今井町は町全体に江戸時代のたたずまいが残る、貴重な地域だ。しかし、町並みの保存で地域の足並みがそろうまでには、長い年月が必要だった。

財力を背景に今井町に自治権があった時代もある

今井の存在が専門家の間で知られるようになったのは、1956年から57年にかけて東京大学が行った調査がきっかけだ。今井には江戸時代から戦前にかけての民家が他に類を見ないほど密集していたことが分かり、しかも今井は称念寺を中心とした中世の寺内町の姿を残していた。

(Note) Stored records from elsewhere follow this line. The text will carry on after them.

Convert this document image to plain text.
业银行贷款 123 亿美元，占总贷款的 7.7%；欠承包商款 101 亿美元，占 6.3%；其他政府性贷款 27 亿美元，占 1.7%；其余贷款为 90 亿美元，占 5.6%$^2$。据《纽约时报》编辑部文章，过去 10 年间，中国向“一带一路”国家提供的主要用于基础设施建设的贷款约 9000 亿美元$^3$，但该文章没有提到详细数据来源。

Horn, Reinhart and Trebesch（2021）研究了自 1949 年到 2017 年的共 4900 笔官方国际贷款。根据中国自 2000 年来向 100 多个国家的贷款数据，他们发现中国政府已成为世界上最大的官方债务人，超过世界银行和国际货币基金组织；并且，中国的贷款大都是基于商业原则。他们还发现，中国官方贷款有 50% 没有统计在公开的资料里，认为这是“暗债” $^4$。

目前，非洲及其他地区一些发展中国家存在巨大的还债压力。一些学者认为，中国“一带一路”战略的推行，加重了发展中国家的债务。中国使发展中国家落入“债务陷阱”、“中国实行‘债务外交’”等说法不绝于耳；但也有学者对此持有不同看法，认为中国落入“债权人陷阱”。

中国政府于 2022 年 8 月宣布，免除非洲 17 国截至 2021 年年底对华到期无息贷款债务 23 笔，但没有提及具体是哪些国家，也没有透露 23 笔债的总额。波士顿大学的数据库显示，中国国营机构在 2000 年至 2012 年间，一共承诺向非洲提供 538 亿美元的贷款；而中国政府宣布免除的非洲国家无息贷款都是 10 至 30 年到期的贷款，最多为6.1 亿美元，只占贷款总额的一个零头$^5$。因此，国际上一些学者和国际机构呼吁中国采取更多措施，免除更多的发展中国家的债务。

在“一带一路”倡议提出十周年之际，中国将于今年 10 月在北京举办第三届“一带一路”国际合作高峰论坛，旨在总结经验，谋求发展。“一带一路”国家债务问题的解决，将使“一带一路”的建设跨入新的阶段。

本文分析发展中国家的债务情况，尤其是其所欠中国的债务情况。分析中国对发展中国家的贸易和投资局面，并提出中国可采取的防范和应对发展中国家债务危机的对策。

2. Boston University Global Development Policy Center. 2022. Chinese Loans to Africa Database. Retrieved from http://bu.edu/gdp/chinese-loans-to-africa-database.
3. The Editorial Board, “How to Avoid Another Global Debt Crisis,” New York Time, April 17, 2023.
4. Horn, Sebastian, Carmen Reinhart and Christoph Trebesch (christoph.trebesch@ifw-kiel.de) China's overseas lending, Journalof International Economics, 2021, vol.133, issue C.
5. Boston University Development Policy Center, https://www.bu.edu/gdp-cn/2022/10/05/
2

中世の今井は周囲を堀で囲んだ環濠(かんごう)集落で、敵の来襲に備えた工夫が凝らされている。堀は織田信長と対峙した際に埋め立てられ、現在は一部が復元されているだけだ。しかし意図的に鍵状に曲げ、侵入した敵を惑わせる道は往時をしのばせる。

71年、当時の称念寺住職が中心となり「今井町を保存する会」を発足。74年には妻籠(長野県南木曽町)、有松(名古屋市)の団体とともに町並み保存連盟を設立し、全国で町並み保存運動が活発になるきっかけをつくった。

75年には国もこうした動きを受けて、重要伝統的建造物群保存地区制度(重伝建)を設け、個別の建物だけではなく、町並みの全体の保存に乗りだした。専門家らは当然、今井も重伝建第1号に選定されると考えていたが、当時は市の動きが鈍いうえ、住民の意見も賛否両論あり、今井が選定されたのは18年後の93年になってからだった。

「古い住宅の建て替えができなくなるなど懸念の声が多く出た」と若林稔・今井町町並み保存会会長は話す。91年になっても重伝建反対の署名が提出されるなど住民の意見は割れていたが、町内に審議会を設け住民の意見を市の政策に反映させることを条件に、反対派もようやく同意に傾く。

今井のたどった道は、個人の財産権も絡む町並み保存の難しさを表している。